Queste domande avranno risposte in tempi rapidi, probabilmente già nelle prossime settimane. La prospettiva piú favorita, peró, vede un ammorbidimento delle promesse fatte in campagna elettorale che non potranno, ad esempio per ragioni politiche ma non solo, essere esaudite.

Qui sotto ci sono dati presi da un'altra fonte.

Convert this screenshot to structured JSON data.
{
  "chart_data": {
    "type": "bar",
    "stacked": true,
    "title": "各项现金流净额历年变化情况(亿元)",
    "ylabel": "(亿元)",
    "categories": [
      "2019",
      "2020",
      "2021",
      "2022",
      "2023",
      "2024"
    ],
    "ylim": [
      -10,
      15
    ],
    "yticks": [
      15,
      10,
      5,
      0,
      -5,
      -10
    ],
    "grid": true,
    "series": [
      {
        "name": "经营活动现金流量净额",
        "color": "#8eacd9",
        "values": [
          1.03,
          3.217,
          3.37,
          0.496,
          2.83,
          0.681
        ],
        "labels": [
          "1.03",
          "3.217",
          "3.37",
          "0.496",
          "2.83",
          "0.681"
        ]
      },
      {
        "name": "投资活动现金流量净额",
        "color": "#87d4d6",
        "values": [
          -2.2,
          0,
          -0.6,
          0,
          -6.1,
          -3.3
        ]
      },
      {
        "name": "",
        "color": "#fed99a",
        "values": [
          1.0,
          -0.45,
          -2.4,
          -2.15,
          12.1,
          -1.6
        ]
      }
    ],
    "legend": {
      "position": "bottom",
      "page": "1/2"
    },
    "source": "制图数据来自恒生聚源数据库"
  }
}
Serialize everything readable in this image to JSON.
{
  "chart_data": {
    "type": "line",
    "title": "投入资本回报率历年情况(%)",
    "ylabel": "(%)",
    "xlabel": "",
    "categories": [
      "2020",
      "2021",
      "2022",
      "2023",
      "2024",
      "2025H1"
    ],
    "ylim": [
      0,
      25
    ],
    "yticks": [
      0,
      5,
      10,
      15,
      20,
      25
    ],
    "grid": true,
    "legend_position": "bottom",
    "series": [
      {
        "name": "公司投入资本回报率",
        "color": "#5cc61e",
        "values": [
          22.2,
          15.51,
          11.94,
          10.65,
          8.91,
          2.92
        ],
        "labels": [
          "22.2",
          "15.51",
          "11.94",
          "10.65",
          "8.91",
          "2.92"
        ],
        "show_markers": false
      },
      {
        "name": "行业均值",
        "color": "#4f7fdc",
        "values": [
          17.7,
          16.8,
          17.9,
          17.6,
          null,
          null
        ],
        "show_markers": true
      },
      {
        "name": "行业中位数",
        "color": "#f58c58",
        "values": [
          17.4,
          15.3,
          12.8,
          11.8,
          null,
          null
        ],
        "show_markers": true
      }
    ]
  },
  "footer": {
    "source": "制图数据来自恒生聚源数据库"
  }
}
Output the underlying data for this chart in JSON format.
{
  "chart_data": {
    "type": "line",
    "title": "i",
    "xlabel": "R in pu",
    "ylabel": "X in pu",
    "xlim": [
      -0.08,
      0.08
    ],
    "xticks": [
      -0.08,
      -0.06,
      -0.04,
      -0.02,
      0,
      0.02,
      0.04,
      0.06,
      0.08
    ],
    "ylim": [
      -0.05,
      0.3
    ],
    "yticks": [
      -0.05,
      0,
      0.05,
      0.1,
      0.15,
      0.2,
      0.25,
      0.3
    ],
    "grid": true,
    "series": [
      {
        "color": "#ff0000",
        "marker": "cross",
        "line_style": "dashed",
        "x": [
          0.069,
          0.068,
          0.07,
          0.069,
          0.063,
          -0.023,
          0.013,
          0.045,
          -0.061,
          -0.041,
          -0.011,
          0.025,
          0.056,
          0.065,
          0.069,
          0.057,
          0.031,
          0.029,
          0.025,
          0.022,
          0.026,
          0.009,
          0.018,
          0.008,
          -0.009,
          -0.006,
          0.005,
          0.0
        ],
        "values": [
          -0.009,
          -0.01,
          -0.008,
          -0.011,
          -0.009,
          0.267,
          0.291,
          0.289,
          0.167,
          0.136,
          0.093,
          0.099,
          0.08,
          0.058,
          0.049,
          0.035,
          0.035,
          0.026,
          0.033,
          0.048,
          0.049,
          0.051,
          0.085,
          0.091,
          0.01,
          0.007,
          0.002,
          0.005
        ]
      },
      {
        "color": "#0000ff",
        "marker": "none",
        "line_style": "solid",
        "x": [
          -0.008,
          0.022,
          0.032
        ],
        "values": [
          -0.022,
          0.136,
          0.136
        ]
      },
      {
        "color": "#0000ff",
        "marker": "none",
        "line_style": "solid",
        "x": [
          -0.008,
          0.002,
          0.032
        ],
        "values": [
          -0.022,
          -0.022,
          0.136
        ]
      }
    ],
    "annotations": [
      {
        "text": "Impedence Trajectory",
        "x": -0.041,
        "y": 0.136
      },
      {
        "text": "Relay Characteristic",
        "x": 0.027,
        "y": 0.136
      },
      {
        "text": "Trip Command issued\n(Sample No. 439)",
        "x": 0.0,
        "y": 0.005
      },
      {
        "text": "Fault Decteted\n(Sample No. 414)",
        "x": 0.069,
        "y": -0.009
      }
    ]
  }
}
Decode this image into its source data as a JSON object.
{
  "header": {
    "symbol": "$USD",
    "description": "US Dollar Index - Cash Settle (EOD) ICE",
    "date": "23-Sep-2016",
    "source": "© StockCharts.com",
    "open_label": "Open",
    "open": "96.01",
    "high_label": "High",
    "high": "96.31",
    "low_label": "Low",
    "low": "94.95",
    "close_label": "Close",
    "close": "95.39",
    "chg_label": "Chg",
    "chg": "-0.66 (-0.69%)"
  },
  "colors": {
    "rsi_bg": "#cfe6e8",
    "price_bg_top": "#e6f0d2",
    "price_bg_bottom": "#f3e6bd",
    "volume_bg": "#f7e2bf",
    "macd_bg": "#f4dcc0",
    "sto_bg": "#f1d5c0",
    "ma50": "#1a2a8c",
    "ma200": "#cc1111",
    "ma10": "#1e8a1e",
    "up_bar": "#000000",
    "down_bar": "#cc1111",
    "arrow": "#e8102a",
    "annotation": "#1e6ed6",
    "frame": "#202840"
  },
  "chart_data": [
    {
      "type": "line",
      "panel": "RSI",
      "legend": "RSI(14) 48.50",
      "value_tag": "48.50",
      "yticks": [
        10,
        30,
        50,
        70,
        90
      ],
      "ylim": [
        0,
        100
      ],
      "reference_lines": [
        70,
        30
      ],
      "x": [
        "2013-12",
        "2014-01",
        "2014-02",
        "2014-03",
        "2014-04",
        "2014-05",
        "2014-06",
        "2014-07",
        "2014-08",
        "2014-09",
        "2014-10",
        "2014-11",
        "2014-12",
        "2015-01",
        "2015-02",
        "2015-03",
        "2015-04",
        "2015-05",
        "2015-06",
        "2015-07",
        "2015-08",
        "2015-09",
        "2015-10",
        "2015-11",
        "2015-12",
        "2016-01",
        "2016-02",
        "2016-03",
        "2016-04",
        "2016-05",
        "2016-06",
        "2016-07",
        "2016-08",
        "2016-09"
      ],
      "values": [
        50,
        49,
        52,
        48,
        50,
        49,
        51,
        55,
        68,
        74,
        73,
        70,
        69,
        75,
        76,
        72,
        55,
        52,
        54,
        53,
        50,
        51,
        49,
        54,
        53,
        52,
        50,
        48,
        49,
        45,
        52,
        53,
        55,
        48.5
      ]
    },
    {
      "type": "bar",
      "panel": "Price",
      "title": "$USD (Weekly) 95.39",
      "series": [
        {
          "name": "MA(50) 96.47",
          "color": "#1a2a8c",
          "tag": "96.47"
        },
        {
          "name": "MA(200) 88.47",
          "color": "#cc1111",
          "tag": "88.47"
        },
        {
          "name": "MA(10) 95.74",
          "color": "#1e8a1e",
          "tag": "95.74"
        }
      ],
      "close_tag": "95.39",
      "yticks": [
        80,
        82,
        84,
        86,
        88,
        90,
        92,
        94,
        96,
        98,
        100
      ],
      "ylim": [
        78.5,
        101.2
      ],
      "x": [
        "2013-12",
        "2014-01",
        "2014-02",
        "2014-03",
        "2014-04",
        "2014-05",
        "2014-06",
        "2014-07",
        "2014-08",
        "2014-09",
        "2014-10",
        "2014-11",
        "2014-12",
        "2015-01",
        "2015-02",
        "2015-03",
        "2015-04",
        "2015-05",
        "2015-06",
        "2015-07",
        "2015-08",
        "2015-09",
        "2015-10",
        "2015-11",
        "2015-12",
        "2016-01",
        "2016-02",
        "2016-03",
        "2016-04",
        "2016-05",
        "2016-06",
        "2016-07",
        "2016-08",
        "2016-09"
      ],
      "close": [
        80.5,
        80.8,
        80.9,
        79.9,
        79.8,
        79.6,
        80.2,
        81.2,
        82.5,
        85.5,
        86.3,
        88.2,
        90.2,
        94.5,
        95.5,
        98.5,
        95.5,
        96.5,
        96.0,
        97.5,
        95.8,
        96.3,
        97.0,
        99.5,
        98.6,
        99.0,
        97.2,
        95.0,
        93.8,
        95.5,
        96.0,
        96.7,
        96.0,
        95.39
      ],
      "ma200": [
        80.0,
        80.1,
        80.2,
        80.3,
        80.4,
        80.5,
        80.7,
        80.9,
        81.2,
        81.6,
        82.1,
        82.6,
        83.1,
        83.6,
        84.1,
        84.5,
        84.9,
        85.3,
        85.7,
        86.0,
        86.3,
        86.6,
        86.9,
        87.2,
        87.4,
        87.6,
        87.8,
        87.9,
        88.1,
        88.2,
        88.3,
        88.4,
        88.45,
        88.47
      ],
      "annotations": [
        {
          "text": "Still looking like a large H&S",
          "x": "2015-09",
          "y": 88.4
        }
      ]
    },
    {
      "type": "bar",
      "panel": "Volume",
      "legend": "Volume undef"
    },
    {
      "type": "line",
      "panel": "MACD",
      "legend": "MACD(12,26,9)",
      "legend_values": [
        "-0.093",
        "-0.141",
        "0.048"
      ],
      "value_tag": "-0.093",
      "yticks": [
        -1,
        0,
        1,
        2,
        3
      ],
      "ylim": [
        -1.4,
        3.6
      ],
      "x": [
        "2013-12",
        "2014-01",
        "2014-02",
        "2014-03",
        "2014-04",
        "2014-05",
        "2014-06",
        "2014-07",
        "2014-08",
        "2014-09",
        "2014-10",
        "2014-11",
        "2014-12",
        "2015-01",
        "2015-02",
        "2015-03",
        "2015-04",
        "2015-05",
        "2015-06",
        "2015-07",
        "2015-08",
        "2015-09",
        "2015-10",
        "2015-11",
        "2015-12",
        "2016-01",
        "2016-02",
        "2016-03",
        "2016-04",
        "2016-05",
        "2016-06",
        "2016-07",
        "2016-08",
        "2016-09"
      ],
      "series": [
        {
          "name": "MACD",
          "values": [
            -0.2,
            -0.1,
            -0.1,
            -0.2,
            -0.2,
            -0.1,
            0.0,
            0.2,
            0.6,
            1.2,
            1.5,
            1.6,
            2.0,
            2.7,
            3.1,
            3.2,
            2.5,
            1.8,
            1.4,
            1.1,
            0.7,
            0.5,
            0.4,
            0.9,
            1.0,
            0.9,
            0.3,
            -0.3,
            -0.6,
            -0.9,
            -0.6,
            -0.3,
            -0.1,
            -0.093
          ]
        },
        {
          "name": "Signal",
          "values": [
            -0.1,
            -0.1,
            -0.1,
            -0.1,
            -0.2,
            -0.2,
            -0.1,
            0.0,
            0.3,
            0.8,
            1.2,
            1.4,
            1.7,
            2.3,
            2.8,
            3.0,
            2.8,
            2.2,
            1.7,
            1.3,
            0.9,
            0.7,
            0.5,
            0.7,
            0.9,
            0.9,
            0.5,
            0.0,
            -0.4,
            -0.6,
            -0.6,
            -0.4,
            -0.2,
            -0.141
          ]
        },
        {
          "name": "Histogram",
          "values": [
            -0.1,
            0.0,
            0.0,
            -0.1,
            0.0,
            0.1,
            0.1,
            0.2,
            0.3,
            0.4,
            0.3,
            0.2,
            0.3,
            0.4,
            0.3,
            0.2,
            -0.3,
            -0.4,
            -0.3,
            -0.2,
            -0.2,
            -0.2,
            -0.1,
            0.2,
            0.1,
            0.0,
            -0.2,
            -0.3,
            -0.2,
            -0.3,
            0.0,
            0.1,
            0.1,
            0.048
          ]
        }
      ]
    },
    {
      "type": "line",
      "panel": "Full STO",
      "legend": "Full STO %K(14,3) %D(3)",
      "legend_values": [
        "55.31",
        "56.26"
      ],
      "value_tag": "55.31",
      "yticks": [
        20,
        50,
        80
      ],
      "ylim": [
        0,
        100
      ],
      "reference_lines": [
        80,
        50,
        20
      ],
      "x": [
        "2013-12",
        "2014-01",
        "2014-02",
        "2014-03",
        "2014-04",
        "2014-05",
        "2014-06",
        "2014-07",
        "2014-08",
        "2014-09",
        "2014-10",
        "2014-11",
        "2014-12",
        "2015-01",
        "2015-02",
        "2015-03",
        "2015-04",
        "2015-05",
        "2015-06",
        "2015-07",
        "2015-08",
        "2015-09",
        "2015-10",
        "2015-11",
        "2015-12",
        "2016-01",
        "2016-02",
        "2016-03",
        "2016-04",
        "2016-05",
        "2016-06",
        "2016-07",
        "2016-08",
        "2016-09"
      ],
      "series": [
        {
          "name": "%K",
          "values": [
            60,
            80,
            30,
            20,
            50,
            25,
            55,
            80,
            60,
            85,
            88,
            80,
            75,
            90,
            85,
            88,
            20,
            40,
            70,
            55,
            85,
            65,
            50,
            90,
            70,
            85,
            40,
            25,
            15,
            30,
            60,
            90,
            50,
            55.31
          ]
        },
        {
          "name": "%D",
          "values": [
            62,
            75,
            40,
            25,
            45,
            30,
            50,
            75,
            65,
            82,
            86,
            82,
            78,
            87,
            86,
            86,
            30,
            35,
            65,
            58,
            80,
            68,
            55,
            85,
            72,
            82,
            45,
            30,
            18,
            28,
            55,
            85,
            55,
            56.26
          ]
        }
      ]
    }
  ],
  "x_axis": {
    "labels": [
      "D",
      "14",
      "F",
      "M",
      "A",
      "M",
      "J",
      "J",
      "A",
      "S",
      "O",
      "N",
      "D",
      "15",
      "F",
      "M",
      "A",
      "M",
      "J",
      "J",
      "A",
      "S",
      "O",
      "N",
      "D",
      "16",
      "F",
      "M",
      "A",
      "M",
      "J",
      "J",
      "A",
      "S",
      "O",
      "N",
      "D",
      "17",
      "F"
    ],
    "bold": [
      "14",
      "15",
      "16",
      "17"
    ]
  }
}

Tra le proposte che hanno riscosso piú clamore mediatico troviamo il famoso “reddito di cittadinanza”. Questa misura, che prevede l’erogazione di un sussidio fino a 780 euro a chi è senza reddito e un sussidio integrativo a chi ha un reddito inferiore a tale soglia, comporterá un peso non indifferente per le casse dello stato. A conti fatti, anche considerando i risultati ottenuti dal Movimento 5 Stelle nel Sud Italia, questa misura ha ottenuto un ampio successo. Ció che viene criticato, peró, é la sostenibilitá di questo sussidio per i conti pubblici, oltre che la sua opportunitá politica rispetto alla sua efficacia per rilanciare il mondo del lavoro.

La questione, peró, é un’altra. Una scelta legislativa di questo tipo è veramente possibile? La risposta é “no” per molte ragioni ma, soprattutto, due particolarmente importanti che nascono nelle previsioni costituzionali.

La prima è di natura ideologica. Come tutti sappiamo, l’Italia è una Repubblica democratica fondata sul lavoro. Una misura come il reddito di cittadinanza rischia di violare questo principio perché rischia di limitarne fortemente l’attuazione. Rivolgendosi a ben “9 milioni di persone”, non rilancerebbe in alcun modo l’occupazione ma, al contrario, favorirebbe la disoccupazione. È chiaro, infatti, che tra la scelta di lavorare ed ottenere un sussidio integrativo e quella di ottenere un sussidio totale perché disoccupati, risulta più allettante la seconda possibilità. Ció senza considerare i possibili aumenti di lavoro nero, che permetterebbe ai relativi soggetti di percepire il sussidio totale.

L’altra ragione è legata all’articolo 81 della Costituzione. Quest’ultimo prevede che debba esservi un equilibrio tra le entrate e le spese del bilancio dello stato. Risulta chiaro, però, che il reddito di Cittadinanza non possa rispettare questo requisito per il suo enorme volume finanziario.

Queste obiezioni sono difficilmente superabili in sede parlamentare e, pertanto, eventuali disposizioni che adottassero il reddito di cittadinanza verrebbero probabilmente cassate da parte della Corte Costituzionale. Queste conclusioni sollevano molti dubbi sulla realizzabilitá della misura piú importante nel programma del Movimento 5 Stelle e, di conseguenza, sulla sua credibilitá politica. Sará interessante verificare, di conseguenza, se anche questa proposta verrá abbandonata successivamente all’inaugurazione della prossima legislatura.